Les participants ont observé une minute de silence à 08 H 15 précises, c’est-à-dire à l’instant même où le bombardier américain Boeing B-29 Superfortress, que le pilote Paul Tibbets avait baptisé du nom de sa mère “Enola Gay”, largua la bombe sur la ville d’Hiroshima le 6 août 1945.
“Little Boy”, le surnom de la bombe, fut larguée exactement à 8 h 15 min 17 s sur Hiroshima avec seulement 17 s de retard sur l’horaire prévu.

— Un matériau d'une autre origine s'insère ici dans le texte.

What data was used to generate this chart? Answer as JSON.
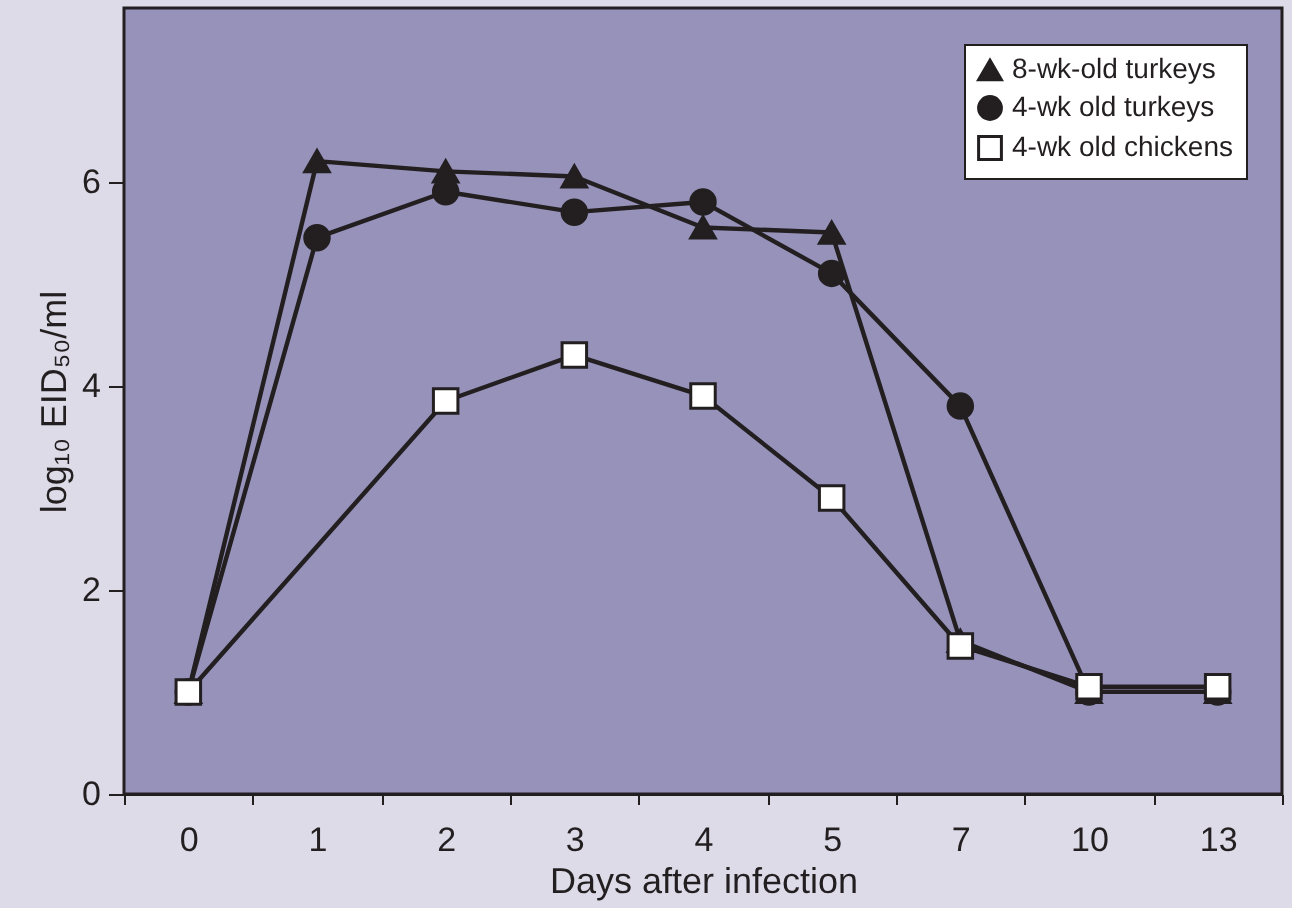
{
  "chart_data": {
    "type": "line",
    "xlabel": "Days after infection",
    "ylabel": "log₁₀ EID₅₀/ml",
    "categories": [
      "0",
      "1",
      "2",
      "3",
      "4",
      "5",
      "7",
      "10",
      "13"
    ],
    "series": [
      {
        "name": "8-wk-old turkeys",
        "color": "#231f20",
        "marker": "triangle",
        "values": [
          1.0,
          6.2,
          6.1,
          6.05,
          5.55,
          5.5,
          1.5,
          1.0,
          1.0
        ]
      },
      {
        "name": "4-wk old turkeys",
        "color": "#231f20",
        "marker": "circle",
        "values": [
          1.0,
          5.45,
          5.9,
          5.7,
          5.8,
          5.1,
          3.8,
          1.0,
          1.0
        ]
      },
      {
        "name": "4-wk old chickens",
        "color": "#ffffff",
        "marker": "square",
        "values": [
          1.0,
          null,
          3.85,
          4.3,
          3.9,
          2.9,
          1.45,
          1.05,
          1.05
        ]
      }
    ],
    "ylim": [
      0,
      7.7
    ],
    "yticks": [
      0,
      2,
      4,
      6
    ],
    "grid": false,
    "legend": "top right"
  }
}
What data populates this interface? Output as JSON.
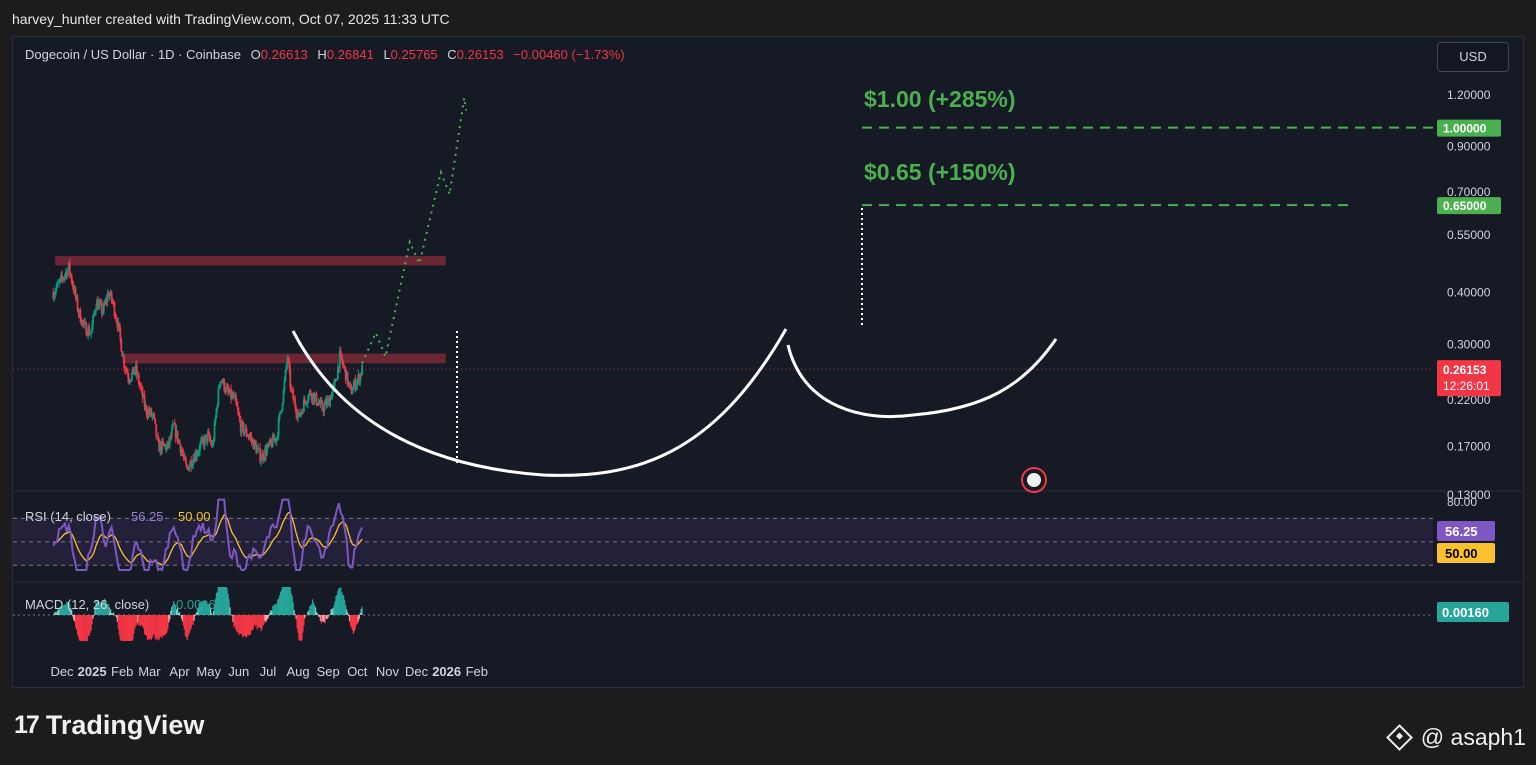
{
  "credit": "harvey_hunter created with TradingView.com, Oct 07, 2025 11:33 UTC",
  "legend": {
    "symbol": "Dogecoin / US Dollar · 1D · Coinbase",
    "o_label": "O",
    "o": "0.26613",
    "h_label": "H",
    "h": "0.26841",
    "l_label": "L",
    "l": "0.25765",
    "c_label": "C",
    "c": "0.26153",
    "change": "−0.00460 (−1.73%)"
  },
  "currency": "USD",
  "annotations": {
    "target1": "$1.00 (+285%)",
    "target2": "$0.65 (+150%)"
  },
  "price_tags": {
    "last": "0.26153",
    "countdown": "12:26:01",
    "t1": "1.00000",
    "t2": "0.65000"
  },
  "indicators": {
    "rsi_legend": "RSI (14, close)",
    "rsi_value": "56.25",
    "rsi_ma": "50.00",
    "rsi_axis_top": "80.00",
    "macd_legend": "MACD (12, 26, close)",
    "macd_value": "0.00160"
  },
  "footer": {
    "brand": "TradingView",
    "logo_glyph": "17",
    "watermark": "@ asaph1"
  },
  "colors": {
    "up": "#089981",
    "down": "#f23645",
    "target": "#4caf50",
    "rsi": "#7e57c2",
    "rsi_ma": "#fbc02d",
    "resistance": "#7a2a36"
  },
  "chart_data": {
    "type": "candlestick",
    "title": "Dogecoin / US Dollar · 1D · Coinbase",
    "y_scale": "log",
    "ylim": [
      0.11,
      1.26
    ],
    "y_ticks": [
      "1.20000",
      "0.90000",
      "0.70000",
      "0.55000",
      "0.40000",
      "0.30000",
      "0.22000",
      "0.17000",
      "0.13000"
    ],
    "x_ticks": [
      "Dec",
      "2025",
      "Feb",
      "Mar",
      "Apr",
      "May",
      "Jun",
      "Jul",
      "Aug",
      "Sep",
      "Oct",
      "Nov",
      "Dec",
      "2026",
      "Feb"
    ],
    "close_path": [
      [
        "2024-11-22",
        0.4
      ],
      [
        "2024-11-28",
        0.42
      ],
      [
        "2024-12-08",
        0.46
      ],
      [
        "2024-12-12",
        0.42
      ],
      [
        "2024-12-18",
        0.36
      ],
      [
        "2024-12-24",
        0.33
      ],
      [
        "2024-12-31",
        0.32
      ],
      [
        "2025-01-05",
        0.38
      ],
      [
        "2025-01-12",
        0.36
      ],
      [
        "2025-01-18",
        0.4
      ],
      [
        "2025-01-22",
        0.38
      ],
      [
        "2025-01-27",
        0.34
      ],
      [
        "2025-02-03",
        0.27
      ],
      [
        "2025-02-08",
        0.25
      ],
      [
        "2025-02-15",
        0.26
      ],
      [
        "2025-02-25",
        0.21
      ],
      [
        "2025-03-05",
        0.2
      ],
      [
        "2025-03-10",
        0.17
      ],
      [
        "2025-03-20",
        0.17
      ],
      [
        "2025-03-26",
        0.19
      ],
      [
        "2025-04-02",
        0.17
      ],
      [
        "2025-04-08",
        0.15
      ],
      [
        "2025-04-15",
        0.16
      ],
      [
        "2025-04-22",
        0.17
      ],
      [
        "2025-04-30",
        0.18
      ],
      [
        "2025-05-05",
        0.17
      ],
      [
        "2025-05-10",
        0.22
      ],
      [
        "2025-05-13",
        0.25
      ],
      [
        "2025-05-20",
        0.23
      ],
      [
        "2025-05-28",
        0.22
      ],
      [
        "2025-06-03",
        0.19
      ],
      [
        "2025-06-12",
        0.18
      ],
      [
        "2025-06-18",
        0.17
      ],
      [
        "2025-06-24",
        0.16
      ],
      [
        "2025-07-02",
        0.17
      ],
      [
        "2025-07-10",
        0.18
      ],
      [
        "2025-07-17",
        0.23
      ],
      [
        "2025-07-21",
        0.28
      ],
      [
        "2025-07-25",
        0.23
      ],
      [
        "2025-08-02",
        0.2
      ],
      [
        "2025-08-08",
        0.22
      ],
      [
        "2025-08-14",
        0.23
      ],
      [
        "2025-08-20",
        0.22
      ],
      [
        "2025-08-26",
        0.21
      ],
      [
        "2025-09-02",
        0.22
      ],
      [
        "2025-09-08",
        0.24
      ],
      [
        "2025-09-13",
        0.28
      ],
      [
        "2025-09-18",
        0.26
      ],
      [
        "2025-09-24",
        0.23
      ],
      [
        "2025-09-28",
        0.24
      ],
      [
        "2025-10-03",
        0.25
      ],
      [
        "2025-10-06",
        0.26153
      ]
    ],
    "resistance_zones": [
      {
        "from": "2024-11-24",
        "to": "2025-12-31",
        "low": 0.465,
        "high": 0.49
      },
      {
        "from": "2025-02-01",
        "to": "2025-12-31",
        "low": 0.27,
        "high": 0.285
      }
    ],
    "projection": [
      [
        "2025-10-06",
        0.27
      ],
      [
        "2025-10-20",
        0.32
      ],
      [
        "2025-10-30",
        0.28
      ],
      [
        "2025-11-24",
        0.53
      ],
      [
        "2025-12-04",
        0.47
      ],
      [
        "2025-12-26",
        0.78
      ],
      [
        "2026-01-04",
        0.69
      ],
      [
        "2026-01-19",
        1.18
      ],
      [
        "2026-01-21",
        1.1
      ]
    ],
    "targets": [
      {
        "label": "$1.00 (+285%)",
        "price": 1.0
      },
      {
        "label": "$0.65 (+150%)",
        "price": 0.65
      }
    ],
    "last_price": 0.26153,
    "rsi": {
      "period": 14,
      "value": 56.25,
      "ma": 50.0,
      "levels": [
        70,
        50,
        30
      ]
    },
    "macd": {
      "fast": 12,
      "slow": 26,
      "value": 0.0016
    }
  }
}
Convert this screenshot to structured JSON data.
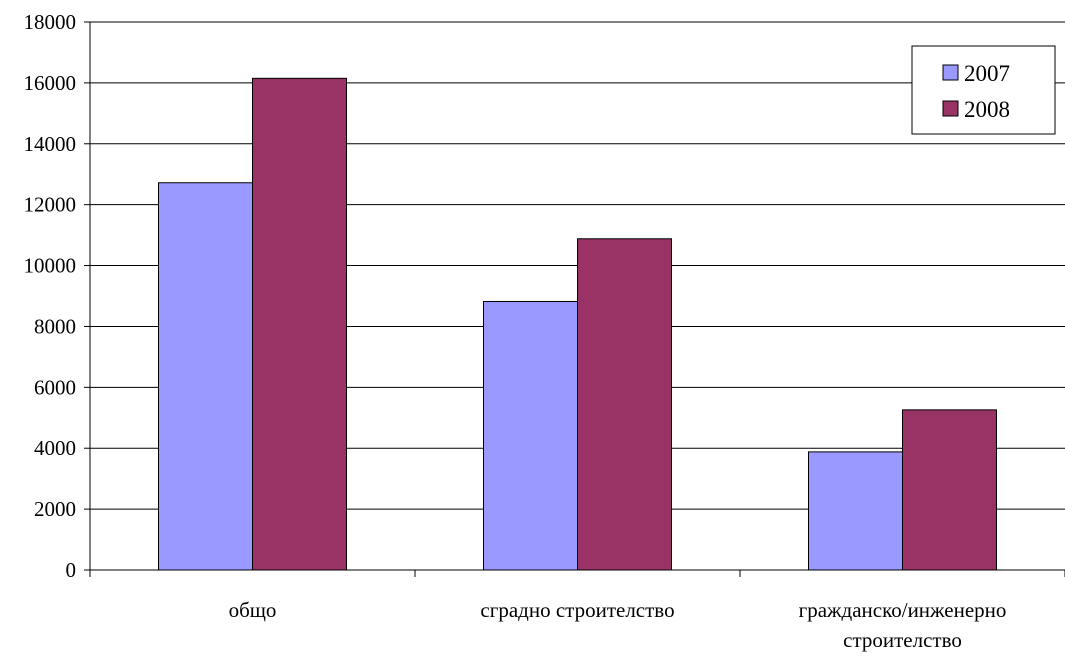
{
  "chart_data": {
    "type": "bar",
    "categories": [
      "общо",
      "сградно строителство",
      "гражданско/инженерно строителство"
    ],
    "category_label_lines": [
      [
        "общо"
      ],
      [
        "сградно строителство"
      ],
      [
        "гражданско/инженерно",
        "строителство"
      ]
    ],
    "series": [
      {
        "name": "2007",
        "color": "#9999FF",
        "values": [
          12720,
          8820,
          3880
        ]
      },
      {
        "name": "2008",
        "color": "#993366",
        "values": [
          16150,
          10880,
          5260
        ]
      }
    ],
    "ylim": [
      0,
      18000
    ],
    "yticks": [
      0,
      2000,
      4000,
      6000,
      8000,
      10000,
      12000,
      14000,
      16000,
      18000
    ],
    "grid": true,
    "legend_position": "top-right",
    "title": "",
    "xlabel": "",
    "ylabel": ""
  }
}
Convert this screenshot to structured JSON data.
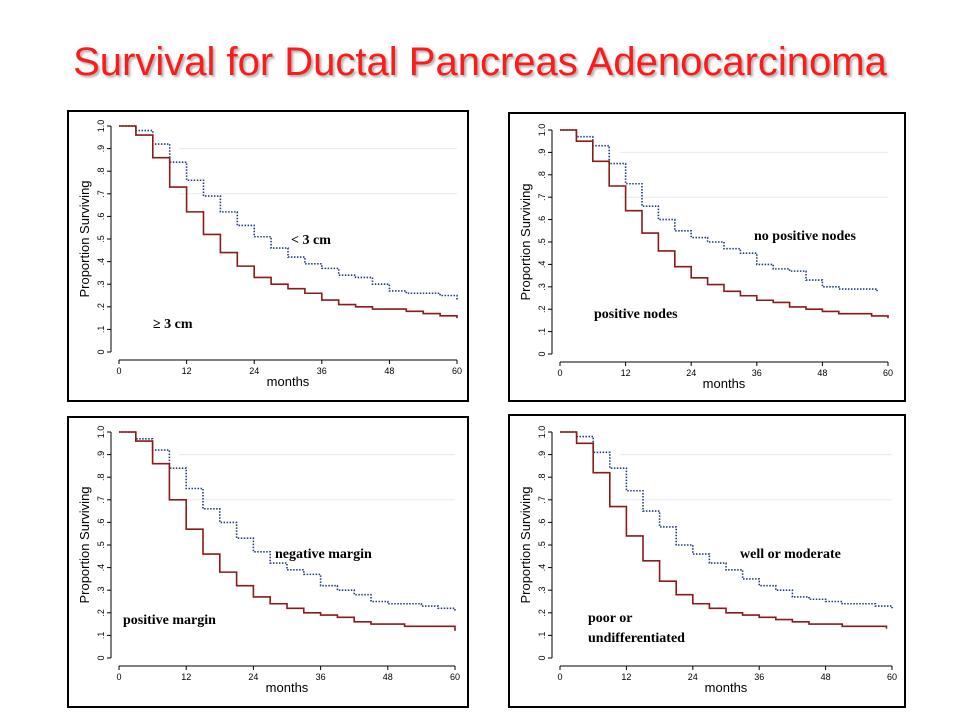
{
  "title": "Survival for Ductal Pancreas Adenocarcinoma",
  "colors": {
    "title": "#ff1a1a",
    "upper_curve": "#1f3d7a",
    "lower_curve": "#8b1a1a"
  },
  "chart_data": [
    {
      "type": "line",
      "ylabel": "Proportion Surviving",
      "xlabel": "months",
      "xticks": [
        "0",
        "12",
        "24",
        "36",
        "48",
        "60"
      ],
      "yticks": [
        "0",
        ".1",
        ".2",
        ".3",
        ".4",
        ".5",
        ".6",
        ".7",
        ".8",
        ".9",
        "1.0"
      ],
      "xlim": [
        0,
        60
      ],
      "ylim": [
        0,
        1
      ],
      "annotations": [
        "< 3 cm",
        "≥ 3 cm"
      ],
      "series": [
        {
          "name": "< 3 cm",
          "style": "dotted",
          "x": [
            0,
            3,
            6,
            9,
            12,
            15,
            18,
            21,
            24,
            27,
            30,
            33,
            36,
            39,
            42,
            45,
            48,
            51,
            54,
            57,
            60
          ],
          "y": [
            1.0,
            0.98,
            0.92,
            0.84,
            0.76,
            0.69,
            0.62,
            0.56,
            0.51,
            0.46,
            0.42,
            0.39,
            0.37,
            0.34,
            0.33,
            0.3,
            0.27,
            0.26,
            0.26,
            0.25,
            0.23
          ]
        },
        {
          "name": "≥ 3 cm",
          "style": "solid",
          "x": [
            0,
            3,
            6,
            9,
            12,
            15,
            18,
            21,
            24,
            27,
            30,
            33,
            36,
            39,
            42,
            45,
            48,
            51,
            54,
            57,
            60
          ],
          "y": [
            1.0,
            0.96,
            0.86,
            0.73,
            0.62,
            0.52,
            0.44,
            0.38,
            0.33,
            0.3,
            0.28,
            0.26,
            0.23,
            0.21,
            0.2,
            0.19,
            0.19,
            0.18,
            0.17,
            0.16,
            0.15
          ]
        }
      ]
    },
    {
      "type": "line",
      "ylabel": "Proportion Surviving",
      "xlabel": "months",
      "xticks": [
        "0",
        "12",
        "24",
        "36",
        "48",
        "60"
      ],
      "yticks": [
        "0",
        ".1",
        ".2",
        ".3",
        ".4",
        ".5",
        ".6",
        ".7",
        ".8",
        ".9",
        "1.0"
      ],
      "xlim": [
        0,
        60
      ],
      "ylim": [
        0,
        1
      ],
      "annotations": [
        "no positive nodes",
        "positive nodes"
      ],
      "series": [
        {
          "name": "no positive nodes",
          "style": "dotted",
          "x": [
            0,
            3,
            6,
            9,
            12,
            15,
            18,
            21,
            24,
            27,
            30,
            33,
            36,
            39,
            42,
            45,
            48,
            51,
            54,
            57,
            58
          ],
          "y": [
            1.0,
            0.97,
            0.93,
            0.85,
            0.76,
            0.66,
            0.6,
            0.55,
            0.52,
            0.5,
            0.47,
            0.45,
            0.4,
            0.38,
            0.37,
            0.33,
            0.3,
            0.29,
            0.29,
            0.29,
            0.28
          ]
        },
        {
          "name": "positive nodes",
          "style": "solid",
          "x": [
            0,
            3,
            6,
            9,
            12,
            15,
            18,
            21,
            24,
            27,
            30,
            33,
            36,
            39,
            42,
            45,
            48,
            51,
            54,
            57,
            60
          ],
          "y": [
            1.0,
            0.95,
            0.86,
            0.75,
            0.64,
            0.54,
            0.46,
            0.39,
            0.34,
            0.31,
            0.28,
            0.26,
            0.24,
            0.23,
            0.21,
            0.2,
            0.19,
            0.18,
            0.18,
            0.17,
            0.16
          ]
        }
      ]
    },
    {
      "type": "line",
      "ylabel": "Proportion Surviving",
      "xlabel": "months",
      "xticks": [
        "0",
        "12",
        "24",
        "36",
        "48",
        "60"
      ],
      "yticks": [
        "0",
        ".1",
        ".2",
        ".3",
        ".4",
        ".5",
        ".6",
        ".7",
        ".8",
        ".9",
        "1.0"
      ],
      "xlim": [
        0,
        60
      ],
      "ylim": [
        0,
        1
      ],
      "annotations": [
        "negative margin",
        "positive margin"
      ],
      "series": [
        {
          "name": "negative margin",
          "style": "dotted",
          "x": [
            0,
            3,
            6,
            9,
            12,
            15,
            18,
            21,
            24,
            27,
            30,
            33,
            36,
            39,
            42,
            45,
            48,
            51,
            54,
            57,
            60
          ],
          "y": [
            1.0,
            0.97,
            0.92,
            0.84,
            0.75,
            0.66,
            0.6,
            0.53,
            0.47,
            0.42,
            0.39,
            0.37,
            0.32,
            0.3,
            0.28,
            0.25,
            0.24,
            0.24,
            0.23,
            0.22,
            0.21
          ]
        },
        {
          "name": "positive margin",
          "style": "solid",
          "x": [
            0,
            3,
            6,
            9,
            12,
            15,
            18,
            21,
            24,
            27,
            30,
            33,
            36,
            39,
            42,
            45,
            48,
            51,
            54,
            57,
            60
          ],
          "y": [
            1.0,
            0.96,
            0.86,
            0.7,
            0.57,
            0.46,
            0.38,
            0.32,
            0.27,
            0.24,
            0.22,
            0.2,
            0.19,
            0.18,
            0.16,
            0.15,
            0.15,
            0.14,
            0.14,
            0.14,
            0.12
          ]
        }
      ]
    },
    {
      "type": "line",
      "ylabel": "Proportion Surviving",
      "xlabel": "months",
      "xticks": [
        "0",
        "12",
        "24",
        "36",
        "48",
        "60"
      ],
      "yticks": [
        "0",
        ".1",
        ".2",
        ".3",
        ".4",
        ".5",
        ".6",
        ".7",
        ".8",
        ".9",
        "1.0"
      ],
      "xlim": [
        0,
        60
      ],
      "ylim": [
        0,
        1
      ],
      "annotations": [
        "well or moderate",
        "poor or undifferentiated"
      ],
      "series": [
        {
          "name": "well or moderate",
          "style": "dotted",
          "x": [
            0,
            3,
            6,
            9,
            12,
            15,
            18,
            21,
            24,
            27,
            30,
            33,
            36,
            39,
            42,
            45,
            48,
            51,
            54,
            57,
            60
          ],
          "y": [
            1.0,
            0.98,
            0.91,
            0.84,
            0.74,
            0.65,
            0.58,
            0.5,
            0.46,
            0.42,
            0.39,
            0.35,
            0.32,
            0.3,
            0.27,
            0.26,
            0.25,
            0.24,
            0.24,
            0.23,
            0.22
          ]
        },
        {
          "name": "poor or undifferentiated",
          "style": "solid",
          "x": [
            0,
            3,
            6,
            9,
            12,
            15,
            18,
            21,
            24,
            27,
            30,
            33,
            36,
            39,
            42,
            45,
            48,
            51,
            54,
            57,
            59
          ],
          "y": [
            1.0,
            0.95,
            0.82,
            0.67,
            0.54,
            0.43,
            0.34,
            0.28,
            0.24,
            0.22,
            0.2,
            0.19,
            0.18,
            0.17,
            0.16,
            0.15,
            0.15,
            0.14,
            0.14,
            0.14,
            0.13
          ]
        }
      ]
    }
  ]
}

À 8 h 16 min (heure locale), après 43 secondes de chute libre, elle explosa à 580 mètres au-dessus de la ville (à peu près deux fois la hauteur de la Tour Eiffel, afin d’assurer le nombre de morts et de destruction maximums).
HIROSHIMA ET NAGASAKI
Hiroshima signifie “l’île large” (littéralement 広 = Hiro = large et 島 = Shima = île) parce qu’elle fut fondée par un seigneur féodal sur la plus grande des îles que forment les bras de l’estuaire de la rivière Ōta.
Son choix comme cible de la première explosion nucléaire de l’histoire fut fait par l’armée américaine parce qu’il y avait une garnison de l’armée japonaise, mais aussi parce qu’elle est entourée par un léger amphithéâtre de collines et qu’il y faisait très beau, en ce 6 août 1945 au matin. Ces deux caractéristiques permettaient à la fois un ciblage parfait et la possibilité d’aller mesurer ensuite les effets de la bombe par des vols d’observation.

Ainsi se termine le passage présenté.